This following statement is a lie: “I am telling the truth”. Okay, now that it’s just us meatbags, let’s get down to brass tacks. Captain Kirk’s logic bombs couldn’t possibly work on modern LLMs, right? Surely that was just a bit of 1960s silliness from when computers filled rooms and were esoteric magic even to most sci-fi writers?
Well, not entirely, according to a recent article in IEEE Spectrum. While you might not be able to make a data center explode, you certainly can use a lot of tokens by making an LLM overthink with your prompt.
It comes down to the much-vaunted ‘reasoning’ ability of the new models — which isn’t really reasoning the way we think of it, but does involve breaking the stated prompt down into smaller problems.
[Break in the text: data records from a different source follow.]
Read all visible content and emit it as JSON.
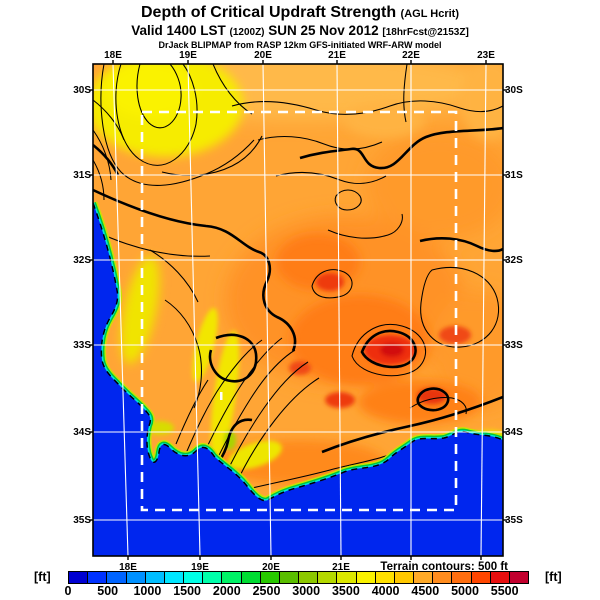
{
  "header": {
    "title": "Depth of Critical Updraft Strength",
    "title_suffix": "(AGL Hcrit)",
    "valid_prefix": "Valid 1400 LST",
    "valid_paren": "(1200Z)",
    "valid_date": "SUN 25 Nov 2012",
    "valid_bracket": "[18hrFcst@2153Z]",
    "model_line": "DrJack BLIPMAP from RASP 12km GFS-initiated WRF-ARW model"
  },
  "map": {
    "axes": {
      "top": [
        "18E",
        "19E",
        "20E",
        "21E",
        "22E",
        "23E"
      ],
      "bottom": [
        "18E",
        "19E",
        "20E",
        "21E"
      ],
      "left": [
        "30S",
        "31S",
        "32S",
        "33S",
        "34S",
        "35S"
      ],
      "right": [
        "30S",
        "31S",
        "32S",
        "33S",
        "34S",
        "35S"
      ]
    },
    "note": "Terrain contours: 500 ft"
  },
  "colorbar": {
    "unit_left": "[ft]",
    "unit_right": "[ft]",
    "ticks": [
      "0",
      "500",
      "1000",
      "1500",
      "2000",
      "2500",
      "3000",
      "3500",
      "4000",
      "4500",
      "5000",
      "5500"
    ],
    "segments": [
      "#0000D2",
      "#0032FF",
      "#0064FF",
      "#0091FF",
      "#00BEFF",
      "#00E6FF",
      "#00FFE6",
      "#00FFAA",
      "#00F266",
      "#00DC32",
      "#28C800",
      "#5ABE00",
      "#8CC800",
      "#B4D800",
      "#DCE800",
      "#FAF200",
      "#FFE100",
      "#FFC800",
      "#FFAA28",
      "#FF8C1E",
      "#FF6E0F",
      "#FF4600",
      "#E81010",
      "#C2002E"
    ]
  },
  "colors": {
    "ocean": "#0026EE",
    "land_base": "#FFA535",
    "grid": "#FFFFFF",
    "contour": "#000000"
  }
}
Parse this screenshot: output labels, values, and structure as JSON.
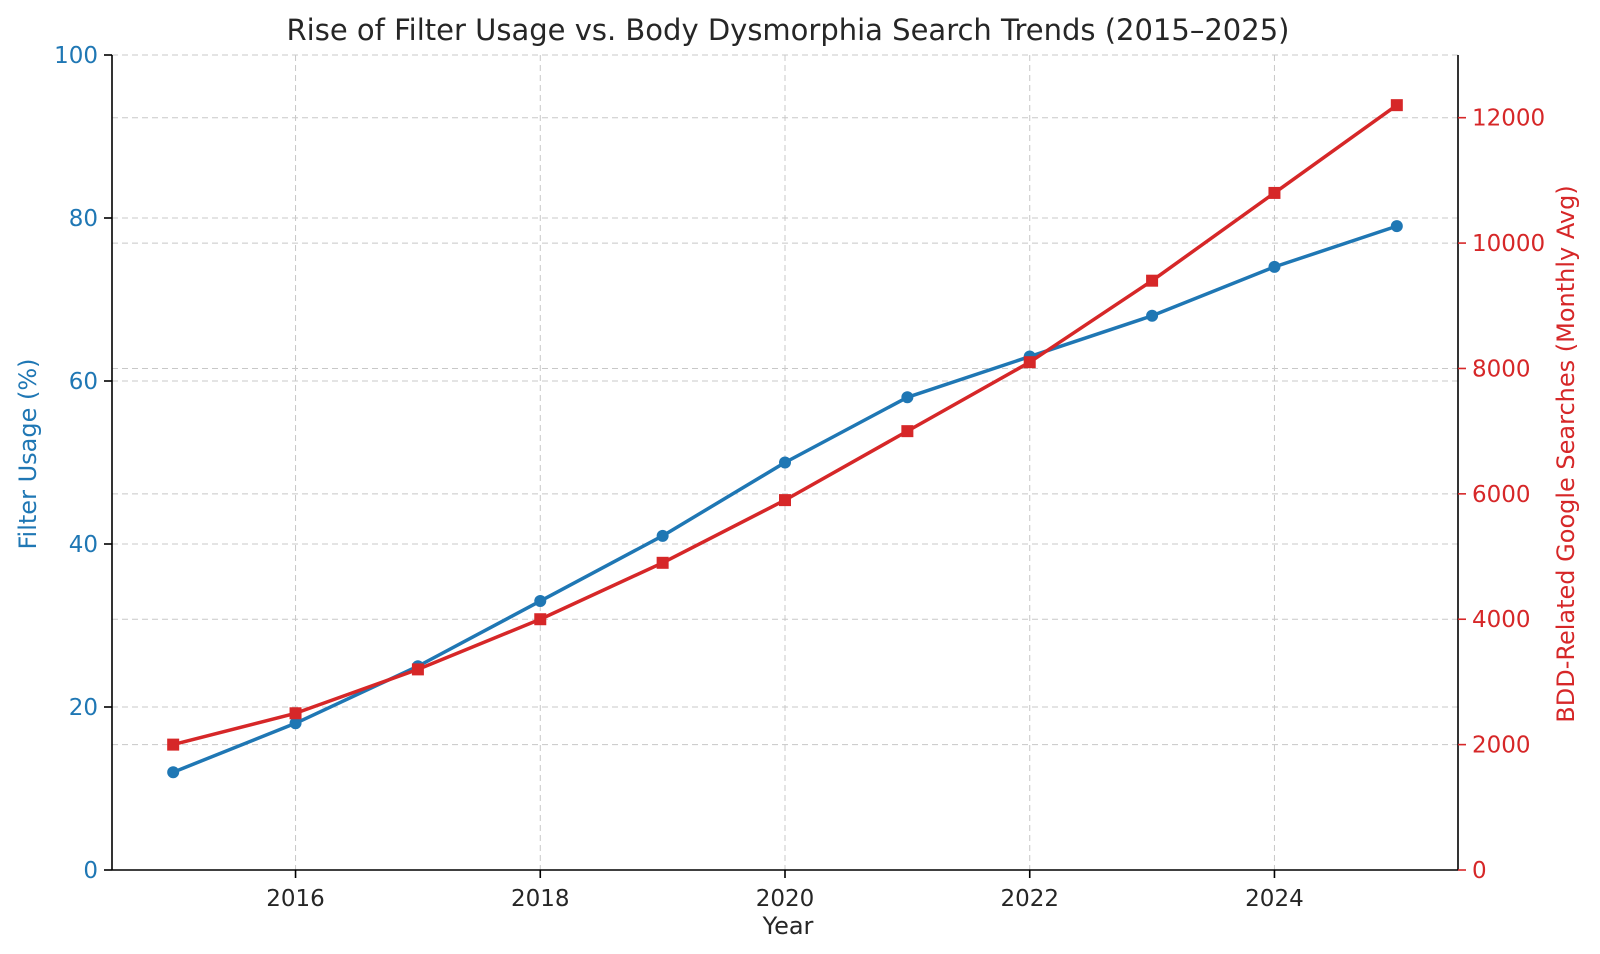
{
  "chart_data": {
    "type": "line",
    "title": "Rise of Filter Usage vs. Body Dysmorphia Search Trends (2015–2025)",
    "xlabel": "Year",
    "ylabel_left": "Filter Usage (%)",
    "ylabel_right": "BDD-Related Google Searches (Monthly Avg)",
    "x": [
      2015,
      2016,
      2017,
      2018,
      2019,
      2020,
      2021,
      2022,
      2023,
      2024,
      2025
    ],
    "xlim": [
      2014.5,
      2025.5
    ],
    "x_ticks": [
      2016,
      2018,
      2020,
      2022,
      2024
    ],
    "x_tick_labels": [
      "2016",
      "2018",
      "2020",
      "2022",
      "2024"
    ],
    "ylim_left": [
      0,
      100
    ],
    "y_ticks_left": [
      0,
      20,
      40,
      60,
      80,
      100
    ],
    "y_tick_labels_left": [
      "0",
      "20",
      "40",
      "60",
      "80",
      "100"
    ],
    "ylim_right": [
      0,
      13000
    ],
    "y_ticks_right": [
      0,
      2000,
      4000,
      6000,
      8000,
      10000,
      12000
    ],
    "y_tick_labels_right": [
      "0",
      "2000",
      "4000",
      "6000",
      "8000",
      "10000",
      "12000"
    ],
    "grid": true,
    "series": [
      {
        "name": "Filter Usage (%)",
        "axis": "left",
        "color": "#1f77b4",
        "marker": "circle",
        "values": [
          12,
          18,
          25,
          33,
          41,
          50,
          58,
          63,
          68,
          74,
          79
        ]
      },
      {
        "name": "BDD-Related Google Searches (Monthly Avg)",
        "axis": "right",
        "color": "#d62728",
        "marker": "square",
        "values": [
          2000,
          2500,
          3200,
          4000,
          4900,
          5900,
          7000,
          8100,
          9400,
          10800,
          12200
        ]
      }
    ]
  }
}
That’s part of what lets the new models tackle such involved tasks as porting MicroPython to the SNES with a prompt like *“Please make this [stuff] work now!” *It’s also a weakness, because with the right prompt you can get that virtual ‘reasoning’ to tie itself in knots with mutually incompatible smaller steps.
The models seem to be able to break out of it, but they burn a lot of tokens along the way, which is an attack in and of itself if you’re found a way to inject prompts into someone else’s API. It’s a little more subtle than what Kirk got up to, but underneath it’s essentially the same thing. At scale, it could serve as a DDoS attack on LLM servers. (Un)Fortunately, modern computers are better designed than their imaginary 23rd-Century counterparts, and there’s no way to craft a logic bomb into something that will let out the magic smoke.